Land is managed with rotational grazing, and the couple has committed parcels of it to agreements through Ducks Unlimited to ensure that land is not worked up.

“Partially it’s because we think the animals are healthier and happier, and partially because we’re preserving the ground,” McDonald said.

It’s a model successful enough to support the couple and their two children, five-year-old Ethan and nine-year-old Emma, as a full-time farm family, unlike the estimated 44 per cent of Canadian farmers who seek at least some work off farm, according to the last federal census of agriculture gathered in 2016.
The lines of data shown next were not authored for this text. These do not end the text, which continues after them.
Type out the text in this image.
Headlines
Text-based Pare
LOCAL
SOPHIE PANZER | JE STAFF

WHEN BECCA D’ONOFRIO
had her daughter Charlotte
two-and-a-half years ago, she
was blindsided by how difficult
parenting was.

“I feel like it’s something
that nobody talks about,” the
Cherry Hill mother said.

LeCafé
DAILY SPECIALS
“We feel we’re doing pretty well financially,” McDonald said. “The sheep are a big part of that.”

As the clippers come out in mid-May, however, it’s not about the meat. It’s about the wool.

Like sheep producers across the province, this time of year marks the point where the McDonald herd is relieved of their winter coats — although for most producers in Canada, shearing is more about animal wellness than economic gain.

Wool is not typically an income driver, organizations like the Manitoba Sheep Association have said, and sales are generally more about recovering the cost of shearing.

Two paid shearers, Clifford Metheral out of Nokomis, Sask., and Stacey Rosvold of Garland, Man., were called in to help this year, while both McDonald children are also on hand, since COVID-19 has moved their schooling to the home.

It is the second year that Rosvold, a seven-year shearing veteran who typically shears around 7,000 sheep and 200 alpacas a season, has been hired by the McDonalds, while Metheral has a much longer history with the farm. The seasoned sheep shearer comes with 50 years of experience, he said, including 20 on the McDonald farm.

The McDonalds are among the reduced list of farms he returns to, despite backing away from the business. Today, he might shear 10,000 sheep a year, he said, about half of his count a few years ago. This year, COVID-19 has added yet another complication, such as in one instance where shearing dates had to be pushed back as Metheral awaited the results of a COVID-19 test.

For their herd, the whole process takes up about four days of their time, according to Wayne McDonald. Between the family and hired shearers, about 1,100 sheep will pass through the clippers and back out with their summer look.